My intuition for “structure preserving” in a set is that the number of elements should remain unchanged, just like in other Functor instances (like trees, lists, maybes, etc.). But the properties of a set make this impossible to guarantee, unless we constrain the fmapped function to be injective.

If your intuition for “structure preserving” allows for reducing the number of elements, then the Functor instance would be fine.

It just seems wrong to allow an fmap that can “remove” elements from a set.

Elements are never removed, they are conflated due to the function being non-injective. Suppose the only thing we can do with a set is existential quantification.

newtype Set a = Set {exists :: (a -> Bool) -> Bool}

member :: Eq a => a -> Set a -> Bool
member x s = exists s (x==)

instance Functor Set where
    fmap f s = Set (\p -> exists s (p.f))

Now it is perfectly fine to write fmap (const ()) and obtain a singleton set. Why would you object?

A non-injective function is all right for functor laws. It is the lack of extensionality (a=b → f(a)=f(b)) for Eq that messes with us.

Oh, right. If f :: x -> y and g :: y -> z are extensionally injective functions, but the Eq and Ord instances of y identify some distinguishable elements, then fmap g . fmap f will be observably distinct from fmap (g.f) because the former may conflate elements that g.f distinguishes. That is at least true for Data.Set that relies on Ord. Other implementations that do not rely on Ord may not suffer from this problem, for example my quantifier-based implementation above.

This discussion is lacking the notable mention of the subcategories library. The Constrained and CFunctor classes are defined like so:

class Constrained (f :: Type -> Type) where
  type Dom f (a :: Type) :: Constraint
  -- overwriteable
  type Dom f a = ()

class Constrained f => CFunctor f where
  cmap :: (Dom f a, Dom f b) => (a -> b) -> f a -> f b
  default cmap :: Functor f => (a -> b) -> f a -> f b
  cmap = fmap

  (<$:) :: (Dom f a, Dom f b) => a -> f b -> f a
  (<$:) = cmap . const

There is an instance CFunctor Set because Set is Constrained so that type Dom Set a = Ord a, and we have cmap = Set.map.

Of course, Ord is not the only constraint over which we can parametrize functors: the library also makes use of Hashable (for HashSets) and Unbox/Storable/Prim for the various Vector flavours.

Thanks mixphix.

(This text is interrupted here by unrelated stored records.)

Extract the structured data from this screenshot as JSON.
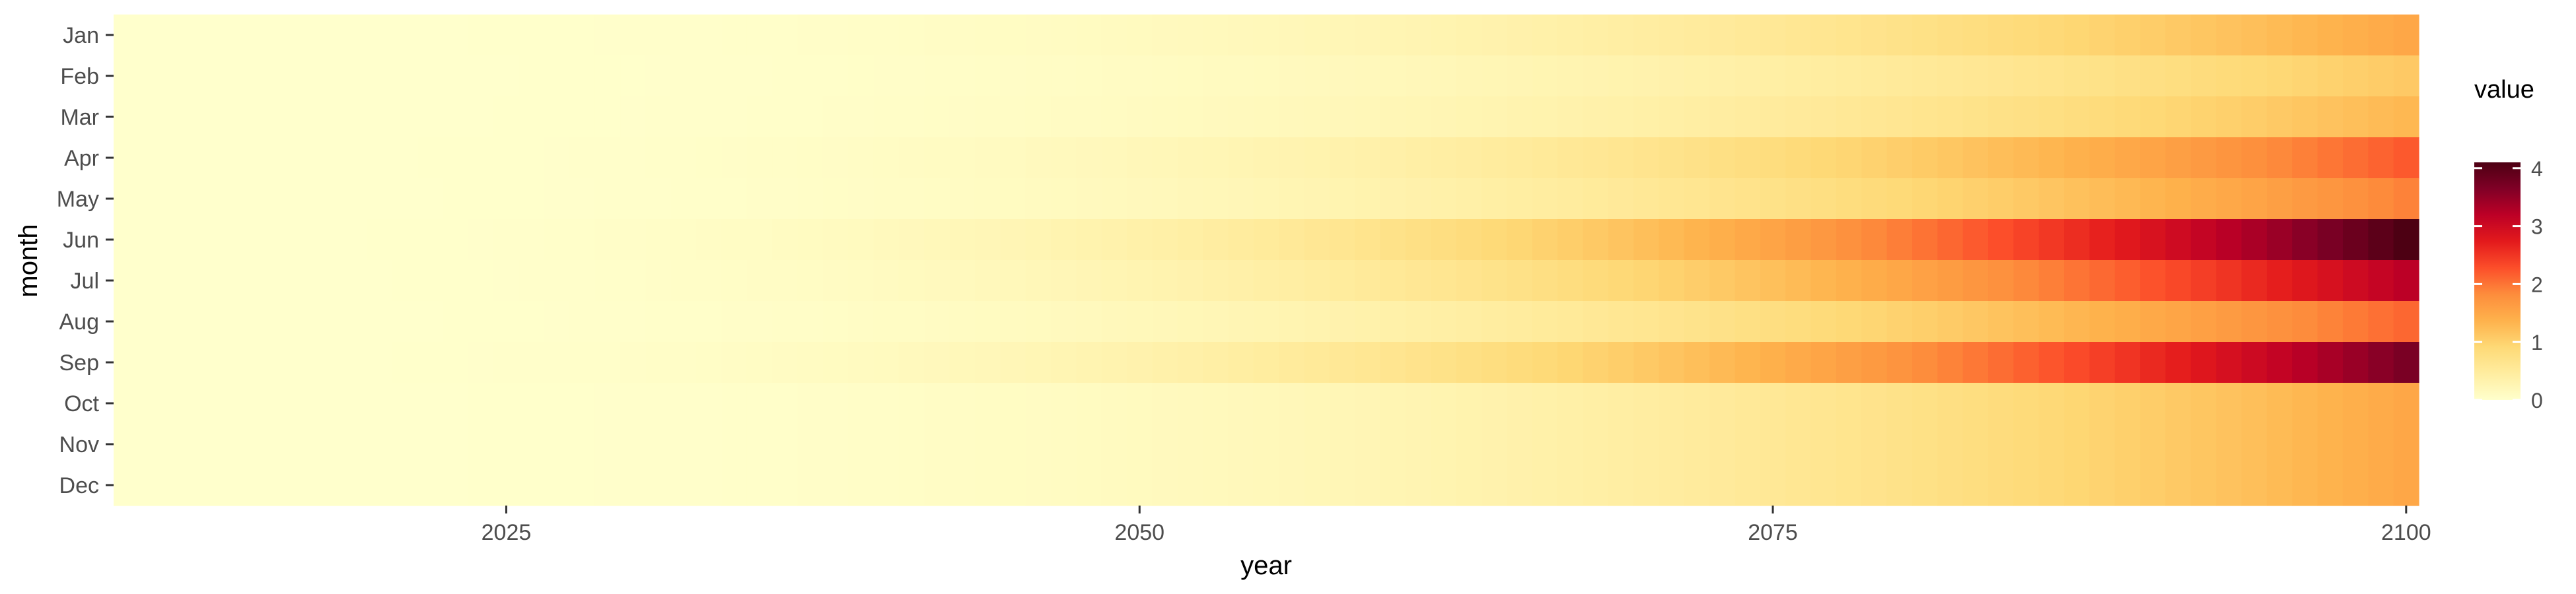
{
  "chart_data": {
    "type": "heatmap",
    "title": "",
    "xlabel": "year",
    "ylabel": "month",
    "x_range": [
      2010,
      2100
    ],
    "x_ticks": [
      2025,
      2050,
      2075,
      2100
    ],
    "months": [
      "Jan",
      "Feb",
      "Mar",
      "Apr",
      "May",
      "Jun",
      "Jul",
      "Aug",
      "Sep",
      "Oct",
      "Nov",
      "Dec"
    ],
    "month_end_values": [
      1.5,
      1.1,
      1.3,
      2.2,
      1.9,
      4.1,
      3.2,
      2.1,
      3.7,
      1.5,
      1.5,
      1.5
    ],
    "growth_exponent": 3,
    "legend": {
      "title": "value",
      "ticks": [
        0,
        1,
        2,
        3,
        4
      ],
      "range": [
        0,
        4.1
      ],
      "placement": "right"
    },
    "colors": {
      "scale": [
        "#ffffcc",
        "#ffeda0",
        "#fed976",
        "#feb24c",
        "#fd8d3c",
        "#fc4e2a",
        "#e31a1c",
        "#bd0026",
        "#800026",
        "#4d0013"
      ]
    }
  }
}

I think the discussion has anticipated there might be such a thing as a Constrained Functor. (There’ll be people not happy with calling that a “Functor”, see above.) I think there might be a few fishooks with subcategories: see the first post at

Why would CFunctor want to constrain the incoming structure? Especially why would it be exactly the same constraint as applied in building that structure? I see the docos say

Set.map doesn’t require a to be Ord -instance and therefore the implementation of cmap discards the dictionary for Ord a to call Set.map .

That’s not accurate, is it? cmap for Set can’t avoid requiring a have an Ord instance (or whatever constraint applies for type constructor Set); because it must require b have an Ord instance; and it can’t ask for one without the other. OK it then discards the a instance. Exactly what Data.Set.map achieves is to not require then discard a useless dictionary. I’d prefer (as my Functorb achieves, though rather clunkily):

    cmap :: (Dom f b) => (a -> b) -> f a -> f b

Looks like I need to recalibrate my intuitions…

You are correct that the domain’s dictionary is irrelevant for the purposes of fmapping a function, in the case of a Set. In other cases, for example Data.Vector.Storable.map, the constraint is required on both the source and target. Not all constraints are structural, and one must have Storable values in a Storable vector in order to map over them in the first place.

Thanks. I tried chasing down whether that map actually needs a constraint on the incoming Vector. But my module-chasing stack overflowed.

That some maps need a constraint on the source doesn’t entail that all maps have to pay the overhead.